What
is the 8600 GTS?
Until now known as the
G84 Nvidia's 8600 is the world’s first midrange
DirectX 10 graphics card. With a price point of
$149 - $229 (GTS will retail for approx £150
in the UK) the card aims to make DirectX gaming
accessible for as many consumers as possible.
Although the core is derived from the 8800 series
school of thinking there are numerous changes
which have been made in order to create a product
which is cheaper to make/buy however not all of
these are detrimental.
The
8600 is an 80nm GPU consisting of 289 million
transistors and 32 stream processors. As with
the 8800 series the stream processors are capable
of handling vertex, pixel, geometry and physics
work through their programmable nature. The reference
speed of the GTS core is 675 MHz and the shader
clock is by default 1.45 GHz. Memory is of course
configurable by the card makers, however the reference
design features 256Mb of DDR3 clocked at 1000Mhz
on a 128bit memory bus. The lower spec GT which
will retail for $149 is clocked at 540 MHz core,
1.19 GHz shader and 700 MHz DDR3.
Both
cards feature 8 ROPS and a texture filtering rate
of 16 per clock. The above specs combined give
the GTS a 32Gbps bandwidth with a fill rate of
10.8GT/s with the 8600 GT reaching 22.4GB/s and
8.6GT/s. These reduced specifications not only
allow Nvidia to produce the 8600 for a lower cost
than the 8800 series they also allow the card
to run at a reduced power level (71w for the GTS
and 43w for the GT). Both of these ratings are
within the power level that can be passed through
the PCI express slot however the GTS still comes
with a 6 pin power connector for added stability.
The low power requirement also means that less
heat is generated by the card the result of which
is single slot cooling on all but one of the models
we have seen so far.
It’s
not just the clocks and number of stream processors
that are different in the 8600; there are also
a number of improvements to the 8800 series design.
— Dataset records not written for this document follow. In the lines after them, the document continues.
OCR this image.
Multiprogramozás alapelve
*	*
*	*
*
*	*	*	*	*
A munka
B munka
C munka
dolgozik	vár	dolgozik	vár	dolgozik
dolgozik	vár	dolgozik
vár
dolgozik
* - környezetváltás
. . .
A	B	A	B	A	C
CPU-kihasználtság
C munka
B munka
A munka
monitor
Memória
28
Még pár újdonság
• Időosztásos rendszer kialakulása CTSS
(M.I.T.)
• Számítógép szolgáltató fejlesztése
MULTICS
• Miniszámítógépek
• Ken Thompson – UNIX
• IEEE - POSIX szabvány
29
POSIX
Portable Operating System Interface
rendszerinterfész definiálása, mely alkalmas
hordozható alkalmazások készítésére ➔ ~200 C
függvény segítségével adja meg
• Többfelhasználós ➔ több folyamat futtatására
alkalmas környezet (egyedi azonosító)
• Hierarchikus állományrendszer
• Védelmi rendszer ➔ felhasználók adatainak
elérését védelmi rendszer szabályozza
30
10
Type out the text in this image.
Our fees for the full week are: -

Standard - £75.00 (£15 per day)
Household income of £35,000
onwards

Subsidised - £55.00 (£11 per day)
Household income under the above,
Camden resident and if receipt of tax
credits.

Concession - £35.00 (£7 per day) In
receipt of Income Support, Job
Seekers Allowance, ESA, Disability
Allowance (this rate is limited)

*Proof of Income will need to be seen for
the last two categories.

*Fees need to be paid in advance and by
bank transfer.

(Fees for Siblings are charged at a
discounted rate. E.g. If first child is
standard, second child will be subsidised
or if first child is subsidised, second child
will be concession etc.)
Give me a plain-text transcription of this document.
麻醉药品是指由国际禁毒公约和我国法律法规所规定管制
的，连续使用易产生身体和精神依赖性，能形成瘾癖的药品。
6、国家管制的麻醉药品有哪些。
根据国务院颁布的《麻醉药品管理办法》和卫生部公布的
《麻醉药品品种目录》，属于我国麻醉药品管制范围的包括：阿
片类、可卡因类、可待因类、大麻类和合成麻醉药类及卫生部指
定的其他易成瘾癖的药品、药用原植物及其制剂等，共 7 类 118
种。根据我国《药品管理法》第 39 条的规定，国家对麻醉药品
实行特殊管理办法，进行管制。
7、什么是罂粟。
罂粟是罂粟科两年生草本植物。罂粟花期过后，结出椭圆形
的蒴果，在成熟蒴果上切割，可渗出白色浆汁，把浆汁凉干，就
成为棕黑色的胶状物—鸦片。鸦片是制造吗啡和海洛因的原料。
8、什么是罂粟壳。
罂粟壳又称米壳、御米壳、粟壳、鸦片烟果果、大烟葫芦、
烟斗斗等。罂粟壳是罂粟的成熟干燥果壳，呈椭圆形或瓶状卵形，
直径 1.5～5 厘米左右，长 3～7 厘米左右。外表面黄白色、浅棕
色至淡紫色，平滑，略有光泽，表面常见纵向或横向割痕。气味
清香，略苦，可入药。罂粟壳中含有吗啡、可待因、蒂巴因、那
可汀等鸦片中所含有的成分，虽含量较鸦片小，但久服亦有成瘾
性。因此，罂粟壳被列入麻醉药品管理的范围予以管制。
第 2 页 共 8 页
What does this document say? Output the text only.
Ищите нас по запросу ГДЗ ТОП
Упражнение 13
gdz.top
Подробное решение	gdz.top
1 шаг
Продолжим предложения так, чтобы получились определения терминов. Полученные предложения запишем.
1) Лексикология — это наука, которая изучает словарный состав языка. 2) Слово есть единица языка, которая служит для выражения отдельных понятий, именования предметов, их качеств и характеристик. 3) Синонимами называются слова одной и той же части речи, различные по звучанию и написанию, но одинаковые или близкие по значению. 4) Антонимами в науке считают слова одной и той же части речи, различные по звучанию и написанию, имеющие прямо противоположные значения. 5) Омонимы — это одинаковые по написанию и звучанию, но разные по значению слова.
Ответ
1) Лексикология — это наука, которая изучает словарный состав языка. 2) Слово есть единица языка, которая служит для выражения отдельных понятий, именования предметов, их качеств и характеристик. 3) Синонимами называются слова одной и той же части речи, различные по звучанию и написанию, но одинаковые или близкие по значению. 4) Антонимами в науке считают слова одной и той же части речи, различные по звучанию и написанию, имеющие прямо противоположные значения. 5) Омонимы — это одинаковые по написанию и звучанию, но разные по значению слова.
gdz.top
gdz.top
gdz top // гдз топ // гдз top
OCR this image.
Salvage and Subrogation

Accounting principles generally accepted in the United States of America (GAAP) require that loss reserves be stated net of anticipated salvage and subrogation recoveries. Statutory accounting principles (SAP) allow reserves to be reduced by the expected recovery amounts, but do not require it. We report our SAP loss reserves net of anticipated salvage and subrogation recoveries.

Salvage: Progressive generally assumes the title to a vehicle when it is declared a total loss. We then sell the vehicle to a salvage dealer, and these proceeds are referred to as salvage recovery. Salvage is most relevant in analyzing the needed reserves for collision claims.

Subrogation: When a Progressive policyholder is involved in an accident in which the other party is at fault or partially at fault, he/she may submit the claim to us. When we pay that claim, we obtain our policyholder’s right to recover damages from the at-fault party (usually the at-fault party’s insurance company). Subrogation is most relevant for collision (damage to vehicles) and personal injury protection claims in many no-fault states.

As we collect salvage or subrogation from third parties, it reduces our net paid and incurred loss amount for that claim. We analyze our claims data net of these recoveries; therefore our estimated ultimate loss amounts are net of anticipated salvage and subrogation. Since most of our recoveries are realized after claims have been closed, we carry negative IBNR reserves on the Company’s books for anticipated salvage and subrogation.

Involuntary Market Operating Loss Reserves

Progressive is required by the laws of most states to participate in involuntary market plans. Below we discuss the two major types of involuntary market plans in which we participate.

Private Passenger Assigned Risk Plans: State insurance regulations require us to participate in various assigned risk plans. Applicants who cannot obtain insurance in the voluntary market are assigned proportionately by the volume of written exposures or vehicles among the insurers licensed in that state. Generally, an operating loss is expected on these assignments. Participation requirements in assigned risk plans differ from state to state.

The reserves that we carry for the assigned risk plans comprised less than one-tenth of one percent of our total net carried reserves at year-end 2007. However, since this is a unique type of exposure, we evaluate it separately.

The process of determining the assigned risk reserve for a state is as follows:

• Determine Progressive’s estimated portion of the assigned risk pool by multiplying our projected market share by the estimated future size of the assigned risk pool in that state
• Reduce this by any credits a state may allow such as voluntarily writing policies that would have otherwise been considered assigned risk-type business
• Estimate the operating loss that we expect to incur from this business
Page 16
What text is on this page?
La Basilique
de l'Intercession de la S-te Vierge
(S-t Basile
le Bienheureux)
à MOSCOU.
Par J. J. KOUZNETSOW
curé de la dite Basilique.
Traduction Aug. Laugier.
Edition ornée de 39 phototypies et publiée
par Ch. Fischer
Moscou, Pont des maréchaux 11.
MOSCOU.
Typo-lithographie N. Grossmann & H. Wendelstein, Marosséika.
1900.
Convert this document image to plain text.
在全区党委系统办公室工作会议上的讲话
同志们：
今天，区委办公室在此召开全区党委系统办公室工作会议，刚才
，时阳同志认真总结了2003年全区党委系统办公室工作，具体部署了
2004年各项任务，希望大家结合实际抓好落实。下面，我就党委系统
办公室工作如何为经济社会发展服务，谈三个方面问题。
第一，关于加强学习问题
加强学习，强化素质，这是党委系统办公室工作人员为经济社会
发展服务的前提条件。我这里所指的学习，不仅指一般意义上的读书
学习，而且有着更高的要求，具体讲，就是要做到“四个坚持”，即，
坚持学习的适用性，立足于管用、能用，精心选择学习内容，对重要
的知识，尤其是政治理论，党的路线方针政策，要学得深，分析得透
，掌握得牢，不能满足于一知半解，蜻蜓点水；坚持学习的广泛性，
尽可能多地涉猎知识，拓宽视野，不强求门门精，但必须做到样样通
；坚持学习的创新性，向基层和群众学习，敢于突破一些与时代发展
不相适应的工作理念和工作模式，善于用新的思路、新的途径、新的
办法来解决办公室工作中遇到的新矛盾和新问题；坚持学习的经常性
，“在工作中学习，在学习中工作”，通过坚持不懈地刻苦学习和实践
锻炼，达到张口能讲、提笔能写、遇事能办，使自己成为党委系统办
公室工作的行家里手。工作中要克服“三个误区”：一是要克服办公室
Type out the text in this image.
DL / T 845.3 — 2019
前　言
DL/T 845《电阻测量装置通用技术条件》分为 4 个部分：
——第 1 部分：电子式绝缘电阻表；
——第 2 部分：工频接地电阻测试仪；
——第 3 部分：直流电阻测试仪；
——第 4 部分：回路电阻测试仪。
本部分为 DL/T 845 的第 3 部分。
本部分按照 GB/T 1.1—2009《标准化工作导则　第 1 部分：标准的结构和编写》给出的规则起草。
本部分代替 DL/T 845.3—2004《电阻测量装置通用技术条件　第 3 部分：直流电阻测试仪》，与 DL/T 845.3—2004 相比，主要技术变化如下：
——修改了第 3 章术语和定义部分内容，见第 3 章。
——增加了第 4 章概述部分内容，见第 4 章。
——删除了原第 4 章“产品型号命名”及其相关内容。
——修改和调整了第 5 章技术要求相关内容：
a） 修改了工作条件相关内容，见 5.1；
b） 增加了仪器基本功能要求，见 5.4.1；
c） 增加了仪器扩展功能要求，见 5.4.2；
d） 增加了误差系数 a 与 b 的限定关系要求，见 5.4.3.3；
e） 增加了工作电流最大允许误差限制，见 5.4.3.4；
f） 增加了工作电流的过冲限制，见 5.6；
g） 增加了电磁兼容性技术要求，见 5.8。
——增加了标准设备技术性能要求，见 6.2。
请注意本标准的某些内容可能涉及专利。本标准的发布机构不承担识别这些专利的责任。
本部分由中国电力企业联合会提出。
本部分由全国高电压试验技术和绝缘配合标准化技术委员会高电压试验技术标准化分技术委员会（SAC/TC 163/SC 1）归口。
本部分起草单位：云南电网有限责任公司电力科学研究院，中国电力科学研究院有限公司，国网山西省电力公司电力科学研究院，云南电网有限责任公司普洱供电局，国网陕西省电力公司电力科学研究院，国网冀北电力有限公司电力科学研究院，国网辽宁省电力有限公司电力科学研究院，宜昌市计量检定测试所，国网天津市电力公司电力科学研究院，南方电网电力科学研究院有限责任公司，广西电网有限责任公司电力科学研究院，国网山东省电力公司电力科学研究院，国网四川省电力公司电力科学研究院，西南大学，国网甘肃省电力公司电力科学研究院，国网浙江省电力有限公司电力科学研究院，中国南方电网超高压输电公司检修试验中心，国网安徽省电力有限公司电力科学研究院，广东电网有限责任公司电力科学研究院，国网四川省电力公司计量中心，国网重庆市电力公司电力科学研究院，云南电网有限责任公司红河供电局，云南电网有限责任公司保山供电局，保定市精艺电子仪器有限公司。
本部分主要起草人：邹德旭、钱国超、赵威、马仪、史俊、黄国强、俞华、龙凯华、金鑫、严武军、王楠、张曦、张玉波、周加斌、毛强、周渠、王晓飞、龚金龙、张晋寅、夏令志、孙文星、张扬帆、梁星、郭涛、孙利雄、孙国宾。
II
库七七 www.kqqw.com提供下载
Firstly the 8600 GTS is the first card to provide
HDCP over Dual-Link DVI. This is also possible
with the GT however HDCP is at the discretion
of each partner on that specific product. The
next improvement to the card comes in the shader
ops per clock specification. The 8800 texture
processors can do 4 texture addresses and 8 filtering
ops per clock where as the 8600 texture processors
can do 8 texture addresses and 8 filtering ops
per clock which permits a greater number of texture
locations to be sampled per clock. Finally, and
most importantly the 8600 series cards feature
the second generation video processing engine
which for home cinema users is the best feature
to be released on a card in quite some time.
The
new video processing engine adds features to the
8600 which are not present on other products (including
the 8800 series), here are the two main features:
BSP
Engine: A dedicated H.264 processor which
is designed to take 100% of the video processing
tasks away from the CPU and on to the GPU.
AES128
Engine: Onboard hardware decrypt of protected
content
An
improved video processor is also included which
features more advanced video post processing algorithm’s.
We will look at the result of these features later
in the review however it’s safe to say the
results of this are nothing short of staggering.
There is only one caveat to PureVideo HD at the
moment and that is the feature only being available
to Vista users until at least July this year.